QUESTION 1: a)education b) Simpson's paradox occurs when adding a new explanatory variable changes the sign of the coefficient on another variable. According to the textbook, the role of an explanatory model can depend on the context set by other set by other explanatory variables. The explanation of this Simpson's Paradox lies in the number of workers in each educational profile (the sample size). There are now many more college graduates with higher paying jobs than in 2000, despite the fact that their individual wages have decreased.In esscence the large growth in the number of college graduates affects the coefficient for wages, overpowering the wage decline for all non-college educated workers.
QUESTON 2: a) Management wages= 7.01 +.031educ-12.68+1.23educ*sectormanag Management wages=-5.67+1.26educ Construction wages=7.01+7.08+.031educ-.50educ*sectorconst Construction wages=14.09-.47educ The management sector benefits the most from more years of education because its educ coefficient is 1.26 meaning that for every additional year of education wages increase by 1.26, while for construction workers wages decrease .47 for every additional year of education.
b) Sector and education interact in this case because the relationship between years of education and a worker's wages is influenced by what sector they work in.
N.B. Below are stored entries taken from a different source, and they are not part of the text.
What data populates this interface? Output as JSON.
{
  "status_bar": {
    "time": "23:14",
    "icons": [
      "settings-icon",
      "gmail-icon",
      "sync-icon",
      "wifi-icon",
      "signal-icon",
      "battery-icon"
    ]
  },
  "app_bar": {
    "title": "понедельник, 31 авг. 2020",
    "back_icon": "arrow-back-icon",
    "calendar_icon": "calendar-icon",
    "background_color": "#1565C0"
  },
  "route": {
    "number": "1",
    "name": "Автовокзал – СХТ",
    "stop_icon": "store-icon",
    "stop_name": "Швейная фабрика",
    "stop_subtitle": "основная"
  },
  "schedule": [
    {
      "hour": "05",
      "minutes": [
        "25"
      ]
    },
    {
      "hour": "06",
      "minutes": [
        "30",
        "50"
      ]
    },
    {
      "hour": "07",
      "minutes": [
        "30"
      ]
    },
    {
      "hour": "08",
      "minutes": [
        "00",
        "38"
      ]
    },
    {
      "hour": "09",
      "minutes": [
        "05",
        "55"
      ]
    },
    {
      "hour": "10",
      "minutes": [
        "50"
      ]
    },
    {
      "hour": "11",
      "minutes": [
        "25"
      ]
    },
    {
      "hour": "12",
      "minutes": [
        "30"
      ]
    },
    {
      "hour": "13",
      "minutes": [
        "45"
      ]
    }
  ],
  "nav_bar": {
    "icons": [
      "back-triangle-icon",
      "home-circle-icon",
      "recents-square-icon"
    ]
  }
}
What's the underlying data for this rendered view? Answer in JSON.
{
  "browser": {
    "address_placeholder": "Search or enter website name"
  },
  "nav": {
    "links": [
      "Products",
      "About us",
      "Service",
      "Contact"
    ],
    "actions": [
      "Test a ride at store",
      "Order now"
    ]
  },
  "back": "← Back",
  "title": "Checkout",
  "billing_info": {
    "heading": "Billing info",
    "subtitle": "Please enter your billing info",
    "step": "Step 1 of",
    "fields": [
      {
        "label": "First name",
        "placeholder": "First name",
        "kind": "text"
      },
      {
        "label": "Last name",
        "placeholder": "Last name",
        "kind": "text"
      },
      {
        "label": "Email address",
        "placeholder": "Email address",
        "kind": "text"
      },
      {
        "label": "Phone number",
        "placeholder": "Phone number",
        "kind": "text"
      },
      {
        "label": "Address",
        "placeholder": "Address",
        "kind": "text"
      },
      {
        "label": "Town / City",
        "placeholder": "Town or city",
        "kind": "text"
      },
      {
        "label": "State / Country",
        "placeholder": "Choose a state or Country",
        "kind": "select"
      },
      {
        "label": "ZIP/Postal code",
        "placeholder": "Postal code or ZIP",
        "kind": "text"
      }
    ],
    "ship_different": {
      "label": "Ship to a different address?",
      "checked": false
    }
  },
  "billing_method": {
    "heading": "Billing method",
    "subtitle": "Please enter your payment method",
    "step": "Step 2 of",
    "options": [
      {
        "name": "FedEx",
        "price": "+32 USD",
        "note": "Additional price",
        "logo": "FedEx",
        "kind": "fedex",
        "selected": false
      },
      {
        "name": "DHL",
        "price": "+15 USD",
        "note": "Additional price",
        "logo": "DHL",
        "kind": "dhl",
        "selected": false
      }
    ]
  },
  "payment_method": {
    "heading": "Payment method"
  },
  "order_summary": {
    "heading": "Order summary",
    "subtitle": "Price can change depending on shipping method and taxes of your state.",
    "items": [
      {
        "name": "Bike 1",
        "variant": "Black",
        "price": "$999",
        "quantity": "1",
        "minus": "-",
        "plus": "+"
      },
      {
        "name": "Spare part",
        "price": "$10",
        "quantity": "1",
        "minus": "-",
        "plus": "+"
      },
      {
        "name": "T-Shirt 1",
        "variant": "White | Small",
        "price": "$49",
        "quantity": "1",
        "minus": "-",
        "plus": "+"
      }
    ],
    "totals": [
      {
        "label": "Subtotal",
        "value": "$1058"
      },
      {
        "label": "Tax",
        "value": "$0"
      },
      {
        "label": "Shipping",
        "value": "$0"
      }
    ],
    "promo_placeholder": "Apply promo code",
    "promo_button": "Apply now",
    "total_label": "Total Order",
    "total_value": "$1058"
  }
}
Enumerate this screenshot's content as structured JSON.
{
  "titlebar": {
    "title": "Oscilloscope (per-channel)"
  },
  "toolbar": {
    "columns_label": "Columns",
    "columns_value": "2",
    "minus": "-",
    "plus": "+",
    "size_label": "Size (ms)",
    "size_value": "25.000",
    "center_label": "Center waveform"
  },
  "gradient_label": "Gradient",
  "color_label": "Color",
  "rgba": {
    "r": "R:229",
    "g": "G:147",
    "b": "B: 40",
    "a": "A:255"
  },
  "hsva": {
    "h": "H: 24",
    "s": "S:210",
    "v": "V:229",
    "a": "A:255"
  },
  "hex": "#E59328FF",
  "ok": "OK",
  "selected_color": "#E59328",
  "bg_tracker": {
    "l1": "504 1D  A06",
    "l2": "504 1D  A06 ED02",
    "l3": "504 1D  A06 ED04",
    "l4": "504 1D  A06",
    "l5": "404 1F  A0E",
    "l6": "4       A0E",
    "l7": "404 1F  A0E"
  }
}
While the y-intercept for management wages is lower than that of construction wages, the slope of increase is larger as years of education increases, causing the lines of construction worker wages and management worker wages to not run parallel to one another, and thus indicating the prescence of an interaction term
library(mosaic)
## Loading required package: grid Loading required package: lattice
##
## Attaching package: 'mosaic'
##
## The following objects are masked from 'package:stats':
##
## D, IQR, binom.test, cor, cov, fivenum, median, prop.test, sd, t.test, var
##
## The following objects are masked from 'package:base':
##
## max, mean, min, print, prod, range, sample, sum
hw3 = read.csv("http://dl.dropbox.com/u/7315092/Data/cps.csv")
mod1 = lm(wage ~ educ * sector, hw3)
summary(mod1)
##
## Call:
## lm(formula = wage ~ educ * sector, data = hw3)
##
## Residuals:
## Min 1Q Median 3Q Max
## -11.14 -2.86 -0.89 2.15 32.53
##
## Coefficients:
## Estimate Std. Error t value Pr(>|t|)
## (Intercept) 7.0153 3.5434 1.98 0.0483 *
## educ 0.0315 0.2716 0.12 0.9078
## sectorconst 7.8002 7.7397 1.01 0.3140
## sectormanag -12.6805 5.4636 -2.32 0.0207 *
## sectormanuf -6.5493 4.3419 -1.51 0.1321
## sectorother -1.6115 5.1503 -0.31 0.7545
## sectorprof -7.3209 4.9085 -1.49 0.1364
## sectorsales -8.8876 6.8630 -1.30 0.1959
## sectorservice -3.1976 4.3185 -0.74 0.4594
## educ:sectorconst -0.5080 0.6681 -0.76 0.4474
## educ:sectormanag 1.2283 0.3916 3.14 0.0018 **
## educ:sectormanuf 0.6449 0.3488 1.85 0.0650 .
## educ:sectorother 0.2304 0.4142 0.56 0.5782
## educ:sectorprof 0.7521 0.3466 2.17 0.0305 *
## educ:sectorsales 0.6850 0.5183 1.32 0.1869
## educ:sectorservice 0.2029 0.3424 0.59 0.5536
## ---
## Signif. codes: 0 '***' 0.001 '**' 0.01 '*' 0.05 '.' 0.1 ' ' 1
##
## Residual standard error: 4.51 on 518 degrees of freedom
## Multiple R-squared: 0.252, Adjusted R-squared: 0.23
## F-statistic: 11.6 on 15 and 518 DF, p-value: <2e-16
QUESTION 3:
| Model | Var(residuals) |
|---|---|
| mod1 | 42.57 |
| mod2 | 68.73 |
| mod3 | 31.40 |
| Model | Var(fitted values) |
|---|---|
| mod1 | 26.21 |
| mod2 | .59 |
| mod3 | 37.39 |
| Model | Total |
|---|---|
| mod1 | 68.79 |
| mod2 | 68.79 |
| mod3 | 68.79 |
| Model | Var(response) |
|---|---|
| mod1 | 68.79 |
| mod2 | 68.79 |
| mod3 | 68.79 |
| Model | R2 |
|---|---|
| mod1 | .38 |
| mod2 | .008 |
| mod3 | .54 |
b) In 54% of cases mod3 can explain the variation in BodyFat when looking at a person's weight and height.
c) R2 is the proportion of variability in a model and is measured on a scale between 0 and 1. A model closer to 0 is a less accurate model, while a R2 value of 1 is essentially perfect. This value for mod3 makes intuitive sense because by including a person's weight and height gives a more accurate depiction of their body fat percentage, meaning that the model can capture more of the variance in the response values. A model that just looks at height is not going to account for as much variance because without knowing a person's weight as well we cannot determine how their bodymass is distributed and our model of body fat percentage is not as accurate.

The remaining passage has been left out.